Largest Containership to Call on US Sails Home

Port of Oakland, California, leaders exulted Jan. 4 over success of the maiden visit of the mega containership CMA CGM Benjamin Franklin, which tested the port's years of planning and millions of dollars spent to bring in such large ships.

"This was a milestone event," said John Driscoll, port maritime director. "We proved the Port of Oakland can handle big ships efficiently."

However, industry sources say it was a public relations visit and a test that did not answer questions about the capacity of West Coast ports to handle routine visits of fully loaded giant ships. The Benjamin Franklin carried a far from full cargo, came in on a slow holiday weekend in excellent weather and with intensive preparation.



At 3,100 feet long, the ship was the largest container vessel to ever call on the United States. It arrived on New Year's Eve and left at 1:30 p.m. Jan. 4 headed for China. It is expected back in February.

A fortuitous circumstance aided the port in its mission. It had rented time on a navigation simulator at the Maritime Academy in Vallejo, California, before learning in midsummer that the French shipping company CMA CGM planned to route the Benjamin Franklin from Asia to the West Coast.

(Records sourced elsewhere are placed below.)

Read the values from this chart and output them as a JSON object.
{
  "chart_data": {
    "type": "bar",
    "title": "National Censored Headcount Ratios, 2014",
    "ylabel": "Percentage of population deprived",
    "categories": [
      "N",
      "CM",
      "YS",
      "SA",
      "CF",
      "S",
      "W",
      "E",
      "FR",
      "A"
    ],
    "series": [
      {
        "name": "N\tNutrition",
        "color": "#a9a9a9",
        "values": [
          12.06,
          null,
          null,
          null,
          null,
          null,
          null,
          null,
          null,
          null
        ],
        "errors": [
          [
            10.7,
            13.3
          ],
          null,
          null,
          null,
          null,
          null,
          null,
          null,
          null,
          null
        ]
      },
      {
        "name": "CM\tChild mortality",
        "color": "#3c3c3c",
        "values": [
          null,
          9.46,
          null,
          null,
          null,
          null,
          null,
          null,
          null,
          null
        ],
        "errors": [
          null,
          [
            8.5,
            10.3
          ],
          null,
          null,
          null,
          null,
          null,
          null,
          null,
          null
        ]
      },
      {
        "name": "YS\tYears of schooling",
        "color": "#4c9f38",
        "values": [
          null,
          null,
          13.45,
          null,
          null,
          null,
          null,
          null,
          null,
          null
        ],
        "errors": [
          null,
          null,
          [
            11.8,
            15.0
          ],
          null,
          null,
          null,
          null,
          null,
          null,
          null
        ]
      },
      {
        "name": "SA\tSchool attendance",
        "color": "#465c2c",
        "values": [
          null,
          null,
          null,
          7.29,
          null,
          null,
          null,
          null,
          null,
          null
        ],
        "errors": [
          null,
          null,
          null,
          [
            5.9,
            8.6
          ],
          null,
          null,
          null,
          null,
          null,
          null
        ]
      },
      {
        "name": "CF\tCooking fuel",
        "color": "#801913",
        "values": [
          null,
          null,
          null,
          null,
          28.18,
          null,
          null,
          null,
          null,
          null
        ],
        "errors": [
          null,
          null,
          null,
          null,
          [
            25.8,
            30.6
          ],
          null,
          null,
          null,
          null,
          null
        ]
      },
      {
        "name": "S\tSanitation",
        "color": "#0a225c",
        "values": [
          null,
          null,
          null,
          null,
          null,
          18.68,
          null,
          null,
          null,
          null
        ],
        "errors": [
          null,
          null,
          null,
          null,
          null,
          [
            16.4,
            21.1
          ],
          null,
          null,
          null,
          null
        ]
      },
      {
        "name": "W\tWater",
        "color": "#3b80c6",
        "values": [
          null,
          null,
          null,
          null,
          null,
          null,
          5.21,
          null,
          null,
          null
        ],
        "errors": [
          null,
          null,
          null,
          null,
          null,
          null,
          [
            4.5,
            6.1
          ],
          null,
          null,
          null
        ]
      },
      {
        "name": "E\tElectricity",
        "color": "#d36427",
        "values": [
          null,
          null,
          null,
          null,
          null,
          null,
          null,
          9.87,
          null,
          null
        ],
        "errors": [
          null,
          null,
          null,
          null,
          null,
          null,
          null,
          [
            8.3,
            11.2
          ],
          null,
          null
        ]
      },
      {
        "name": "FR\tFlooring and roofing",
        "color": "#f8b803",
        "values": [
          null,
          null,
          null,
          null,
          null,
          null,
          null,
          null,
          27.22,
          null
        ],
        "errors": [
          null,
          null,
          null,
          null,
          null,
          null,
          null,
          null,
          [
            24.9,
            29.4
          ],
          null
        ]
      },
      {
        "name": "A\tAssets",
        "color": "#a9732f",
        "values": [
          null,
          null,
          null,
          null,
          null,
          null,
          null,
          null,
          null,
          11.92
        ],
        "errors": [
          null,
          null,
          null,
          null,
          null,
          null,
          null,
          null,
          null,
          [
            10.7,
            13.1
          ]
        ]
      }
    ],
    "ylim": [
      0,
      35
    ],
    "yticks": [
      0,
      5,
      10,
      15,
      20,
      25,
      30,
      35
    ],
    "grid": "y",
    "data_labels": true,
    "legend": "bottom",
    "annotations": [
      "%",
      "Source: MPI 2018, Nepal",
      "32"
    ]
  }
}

"They told us last year this was for Asia-Europe trade, but that's in the tank now" because of the European economic slowdown, Driscoll said. "We were thinking it would come in three to five years." The Cal Maritime simulation was like a high-tech video game, Driscoll said. Nineteen bay shipping pilots used it to study moving such a big ship on the bay.

CMA CGM said that working a ship the size of the Benjamin Franklin "requires long and meticulous preparation to guarantee a flawless call and fluid operations in as little time as possible."

The company said it worked for several weeks with the port and the Northwest Seaport Alliance, the San Francisco Bar Pilots, Ports America Outer Harbor (a port terminal operator), railroads, trucking companies and others in the maritime supply chain.

Driscoll, who rode the ship into the bay, said "it handled a little better than anticipated." Such ships are "like big sails in the water," he said, with many different components of tides, winds, weather and currents affecting their movement.

The ship came in with containers stacked six high although it can carry them twice as high. Three longshore worker crews of 20 to 23 people did some 2,100 "lifts" — moving one container on or off the ship — finishing the night of Jan. 3, he said.

"There really were no major surprises," Driscoll said.

The port expects to see the Franklin about every five weeks with its next voyage taking it to Long Beach, Oakland and Seattle.

Some maritime observers did not reflect the happy afterglow in Oakland.

One expert quoted in the Los Angeles Times on Jan. 4 cautioned that the ideal conditions — the slow season and less than full cargo — did not test whether Oakland or Los Angeles would be up to routinely handling such ships.

"This is not normal operating conditions, to be able to set up and prepare for this vessel call," Paul Bingham, a trade economist with Economic Development Research Group Inc., told the newspaper.

"It's extremely unlikely that this could be sustained routinely," he said.

A shipping consulting firm concurred in remarks reported in the industry newsletter Ship and Bunker.

"U.S. West Coast ports are not yet in a position to handle 18,000 [unit] containerships regularly and have much work to do in terms of improving productivity if they are to see them call on anything other than an ad hoc basis," Drewry Shipping Consultants Ltd. said.

The Port of Oakland has a more optimistic view.

"So long, 'Big Ben;' hurry back," it said in a news release Jan. 5.